「ホームズ、実は話があって来たんだ」スタンフォードは背の高い三脚スツールに腰かけ、私のほうへ別のスツールを足で押しやった。「ワトスンさんは下宿を探しているそうだ。ちょうどきみも家賃を折半してくれる相手がいなくて困ってただろう? だから、紹介しようと思ってね」
シャーロック・ホームズは私と部屋を共同で借りる案に乗り気のようだった。「ベイカー街にこれはと思う部屋を見つけたんですよ。僕らにはぴったりだと思うな。強い煙草の匂いは気になりますか?」
「いいえ、ぼくも〈シップス〉を吸っていますから」私は答えた。
「だったら問題ない。あと、僕は化学薬品を部屋に置いて、たまに実験をやるんですが、そういうのは迷惑ですか?」
「ちっともかまいませんよ」
「じゃあ、ええと──ほかになにがあったかな、僕の欠点は。ああ、そうだ、たまにふさぎこむことがあって、何日も口をきかなくなります。でも怒っているわけじゃないので、気にせず放っておいてください。じきにもとに戻りますから。きみのほうはどうです? 白状することはありませんか? 一緒に住むとなれば、互いの欠点をしっかり把握しておいたほうがいいですからね」
そんなふうに尋問口調で訊きかれ、私は思わず笑った。「ブルドッグの子犬を飼っています。それから、神経がまいっているので騒音は困りますね。起床時間は不規則で、かなりの無精者です。元気なときなら短所はまだいくらでもありますが、さしあたってはこれくらいかな」
「ヴァイオリンを弾くのは、きみにとって騒音なんだろうか?」ホームズは気遣わしげに訊いた。

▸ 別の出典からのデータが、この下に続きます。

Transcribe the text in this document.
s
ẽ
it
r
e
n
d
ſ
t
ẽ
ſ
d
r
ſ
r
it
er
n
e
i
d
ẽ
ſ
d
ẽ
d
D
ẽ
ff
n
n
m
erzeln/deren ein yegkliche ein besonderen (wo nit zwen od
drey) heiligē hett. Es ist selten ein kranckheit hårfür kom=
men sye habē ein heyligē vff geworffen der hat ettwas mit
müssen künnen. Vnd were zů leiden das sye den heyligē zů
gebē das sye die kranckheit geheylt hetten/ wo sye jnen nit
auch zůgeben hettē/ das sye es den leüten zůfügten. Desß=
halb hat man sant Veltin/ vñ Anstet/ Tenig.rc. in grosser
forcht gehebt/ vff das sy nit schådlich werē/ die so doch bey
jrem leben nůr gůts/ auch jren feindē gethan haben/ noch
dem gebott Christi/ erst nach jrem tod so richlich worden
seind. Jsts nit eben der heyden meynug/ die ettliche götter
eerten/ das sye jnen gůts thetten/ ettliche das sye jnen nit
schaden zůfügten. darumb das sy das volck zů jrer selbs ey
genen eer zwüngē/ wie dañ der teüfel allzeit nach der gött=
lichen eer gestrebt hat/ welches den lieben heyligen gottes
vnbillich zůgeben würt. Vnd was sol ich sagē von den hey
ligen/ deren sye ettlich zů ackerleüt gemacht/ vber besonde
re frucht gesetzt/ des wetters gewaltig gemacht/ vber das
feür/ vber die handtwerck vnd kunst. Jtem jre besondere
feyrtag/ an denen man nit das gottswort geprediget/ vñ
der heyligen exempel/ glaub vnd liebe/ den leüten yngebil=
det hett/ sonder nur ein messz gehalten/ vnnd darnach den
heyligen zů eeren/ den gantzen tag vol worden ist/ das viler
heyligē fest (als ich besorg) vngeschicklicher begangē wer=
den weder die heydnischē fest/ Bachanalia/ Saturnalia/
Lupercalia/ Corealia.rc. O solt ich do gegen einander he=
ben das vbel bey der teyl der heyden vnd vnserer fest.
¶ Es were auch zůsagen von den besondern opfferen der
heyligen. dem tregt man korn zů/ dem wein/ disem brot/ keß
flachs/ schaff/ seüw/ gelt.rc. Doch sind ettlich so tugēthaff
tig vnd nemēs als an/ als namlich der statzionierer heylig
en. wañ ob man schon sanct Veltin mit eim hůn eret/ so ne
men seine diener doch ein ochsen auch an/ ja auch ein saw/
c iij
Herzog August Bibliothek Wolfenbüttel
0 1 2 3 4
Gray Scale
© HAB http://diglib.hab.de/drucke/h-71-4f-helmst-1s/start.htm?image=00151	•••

「弾く人によります。上手な人の演奏なら至福の調べでしょうが、下手な人だと……」
「ああ、それなら心配ないですね」ホームズは快活に笑った。「これで話は決まったも同然──あとは、きみがあの部屋を気に入るかどうかです」
「いつ見に行きますか?」
「明日の正午にここへ来てください。二人で現地へ出かけて、必要な手続きを全部済ませてしまいましょう」
「わかりました。では明日の正午に」私は彼と握手を交わした。
薬品を並べて実験を続けるホームズを残し、スタンフォードと私は部屋をあとにした。外に出ると、連れ立って私のホテルの方角へ歩きだした。
「ああ、そういえば」私はふと思い出して足を止め、スタンフォードを振り向いた。「彼はどうしてぼくがアフガニスタン帰りだとわかったんだろう?」
スタンフォードは含み笑いして言った。「そこがあの男の一風変わっ
たところなんです。どうしてあんなふうにいろんなことがわかるのか、みんな不思議がっていますよ」
「なるほど、謎というわけか!」私はわくわくしながら手をこすり合わせた。「興味をそそられるね! 紹介してくれてありがとう、恩に着るよ。〝人間がなすべき研究の対象は人間である〟(訳注:イギリスの詩人アレグザンダー・ポープの言葉)とはよく言ったものだ」
「じゃあ、せいぜい彼の研究に勤いそしんでください」スタンフォードは別れ際に言った。「ただし、一筋縄ではいかない相手ですから覚悟がいりますよ。逆にワトスンさんが研究されることのほうが多いんじゃないかと予想しますがね。では、ここで失礼」
「ああ、また会おう」ホテルへとぶらぶら歩きながら、私は新しい知人のことを考えて胸が高鳴った。